La particularité de ces sujets est donc qu’ils interagissent avec le professionnel et l’interpellent, dans une logique de « co-détermination ». La situation de travail étant alors co-construite entre le professionnel et le client/usager/patient/élève…

Ces spécificités des « êtres humains » (par différence avec les objets matériels) ont alors des incidences fortes sur la formation des professionnels qui ont à travailler avec eux. Cela conduit probablement à promouvoir des objectifs de formation visant :

-l’adaptation de l’activité professionnelle des « impétrants » en fonction des spécificités des individus/clients/usagers/patients/élèves rencontrés dans la relation de service. Cela passe certainement par un outillage “ouvert” en vue de diversifier les pratiques, par le développement d’une posture réflexive pour tirer des leçons des ajustements spontanés (ceci explique probablement la fortune du modèle du praticien réflexif dans la formation aux métiers de l’humain) ;

-le développement d’une réflexion éthique indispensable dès lors que l’objet de travail est une personne ;

-le développement d’une réflexion à propos de la conception que le professionnel se fait du client, patient, élève, usager… (puisque cette représentation va déterminer bien des pratiques)[5];

-de façon liée, le développement d’une réflexion à propos du positionnement professionnel ;

-…

La formation à des métiers de « l’humain » passe alors notamment par une combinaison de plusieurs « voies » de professionnalisation :

-privilégier l’alternance formation-travail qui combine la voie de l’apprentissage sur le tas (conduisant à des compétences incorporées) et de la réflexivité par rapport à l’activité et de l’accompagnement (favorisant le travail sur le positionnement professionnel) ;

-et la nécessité de disposer de lieux d’échanges entre professionnels permettant via des ressources en ligne et des possibilités de forum d’accéder à des outils d’échange et de décentration par rapport à ses pratiques (wiki…)

Au total, les enjeux de la professionnalisation semblent multiples : s’ouvrir vers une autre conception des rapports formation-travail probablement plus « itérative » que « successive », passer d’une formation professionnelle à une formation professionnalisante et réfléchir aux spécificités de la professionnalisation aux métiers de l’humain (c’est-à-dire les métiers de la relation avec autrui dont fait partie la profession enseignante).

Le prochain édito abordera les spécificités et conditions de la professionnalisation par la formation en évoquant les formes qu’elle peut prendre, dans leur diversité.

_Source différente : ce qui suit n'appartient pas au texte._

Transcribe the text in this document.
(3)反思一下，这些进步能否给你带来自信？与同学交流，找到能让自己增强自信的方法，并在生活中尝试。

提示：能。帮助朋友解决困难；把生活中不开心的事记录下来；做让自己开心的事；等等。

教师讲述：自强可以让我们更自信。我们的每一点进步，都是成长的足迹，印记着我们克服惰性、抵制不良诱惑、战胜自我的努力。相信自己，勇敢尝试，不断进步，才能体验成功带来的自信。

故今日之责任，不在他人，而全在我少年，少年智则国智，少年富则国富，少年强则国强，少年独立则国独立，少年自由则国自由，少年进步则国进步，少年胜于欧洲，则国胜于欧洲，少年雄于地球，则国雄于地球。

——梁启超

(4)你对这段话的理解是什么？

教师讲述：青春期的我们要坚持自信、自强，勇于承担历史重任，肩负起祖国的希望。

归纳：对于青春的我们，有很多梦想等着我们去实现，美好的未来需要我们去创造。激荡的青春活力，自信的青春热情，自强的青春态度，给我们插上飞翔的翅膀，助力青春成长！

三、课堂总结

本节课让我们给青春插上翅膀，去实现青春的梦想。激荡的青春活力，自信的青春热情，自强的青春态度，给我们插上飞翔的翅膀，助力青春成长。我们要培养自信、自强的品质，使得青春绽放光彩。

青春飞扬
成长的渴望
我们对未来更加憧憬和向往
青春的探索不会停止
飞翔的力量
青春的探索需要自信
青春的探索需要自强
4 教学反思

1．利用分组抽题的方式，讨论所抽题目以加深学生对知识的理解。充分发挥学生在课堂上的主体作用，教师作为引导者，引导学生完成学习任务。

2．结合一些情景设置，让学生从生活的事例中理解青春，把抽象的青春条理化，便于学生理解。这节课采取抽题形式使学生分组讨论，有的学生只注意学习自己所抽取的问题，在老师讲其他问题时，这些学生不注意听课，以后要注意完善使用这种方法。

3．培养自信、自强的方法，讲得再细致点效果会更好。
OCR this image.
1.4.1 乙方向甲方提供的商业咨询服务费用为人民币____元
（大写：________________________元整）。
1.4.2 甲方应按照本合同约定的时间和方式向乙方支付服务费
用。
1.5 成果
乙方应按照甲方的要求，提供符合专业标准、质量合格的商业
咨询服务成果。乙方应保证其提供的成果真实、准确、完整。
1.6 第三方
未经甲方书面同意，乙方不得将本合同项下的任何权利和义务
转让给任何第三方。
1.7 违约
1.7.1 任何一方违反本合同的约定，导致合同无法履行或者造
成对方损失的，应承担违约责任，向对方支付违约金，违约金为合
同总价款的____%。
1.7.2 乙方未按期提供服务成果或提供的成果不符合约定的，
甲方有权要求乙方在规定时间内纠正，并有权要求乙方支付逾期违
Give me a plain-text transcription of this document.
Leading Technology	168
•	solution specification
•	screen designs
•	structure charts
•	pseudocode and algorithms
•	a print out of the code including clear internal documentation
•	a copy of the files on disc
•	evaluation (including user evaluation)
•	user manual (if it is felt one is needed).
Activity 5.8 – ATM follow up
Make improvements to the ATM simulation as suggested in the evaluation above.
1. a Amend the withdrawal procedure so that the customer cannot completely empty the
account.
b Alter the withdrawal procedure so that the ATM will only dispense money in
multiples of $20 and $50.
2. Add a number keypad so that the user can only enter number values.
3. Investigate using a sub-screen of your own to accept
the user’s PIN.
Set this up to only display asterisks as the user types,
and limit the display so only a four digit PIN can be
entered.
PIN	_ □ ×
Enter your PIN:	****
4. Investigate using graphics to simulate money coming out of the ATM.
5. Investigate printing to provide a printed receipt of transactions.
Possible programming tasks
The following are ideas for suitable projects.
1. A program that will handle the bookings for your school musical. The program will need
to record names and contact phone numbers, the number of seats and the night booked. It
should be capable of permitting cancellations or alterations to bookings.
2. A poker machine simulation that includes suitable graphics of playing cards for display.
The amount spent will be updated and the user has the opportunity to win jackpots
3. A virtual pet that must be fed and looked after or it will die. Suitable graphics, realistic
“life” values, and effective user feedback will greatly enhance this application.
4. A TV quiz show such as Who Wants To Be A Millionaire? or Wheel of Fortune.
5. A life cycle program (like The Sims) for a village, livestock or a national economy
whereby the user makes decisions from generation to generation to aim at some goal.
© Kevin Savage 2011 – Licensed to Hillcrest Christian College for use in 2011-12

[1] Voir les travaux de Leplat en analyse du travail, clinique de l’activité (Clot), didactique professionnelle (Pastré, Mayen), courants interdisciplinaires de l’action située (Lave, Hutchins, Cicourel,…).

[2] A la manière de Sonntag (2007). Les formations d’ingénieurs. Des formations professionnelles et professionnalisantes. Orientations, contenus, contextes. Recherche & formation 2007/2, 55, 11-26.

[3] Nous pourrions dire que les apprentissages visés sont bien entendu de l’ordre de savoirs théoriques et scientifiques mais également de savoirs d’action ou pratiques au sens où il s’agit d’énoncés concernant des façons de faire jugées efficaces (le critère de validation est bien ici celui de l’efficacité de l’action.

[4] Un « genre professionnel » à la façon de Clot (1999)

[5] Et à propos de ses « habitudes interprétatives du vécu d’autrui » (Thiévenaz (2012), la façon dont il comprend le vécu de l’autre).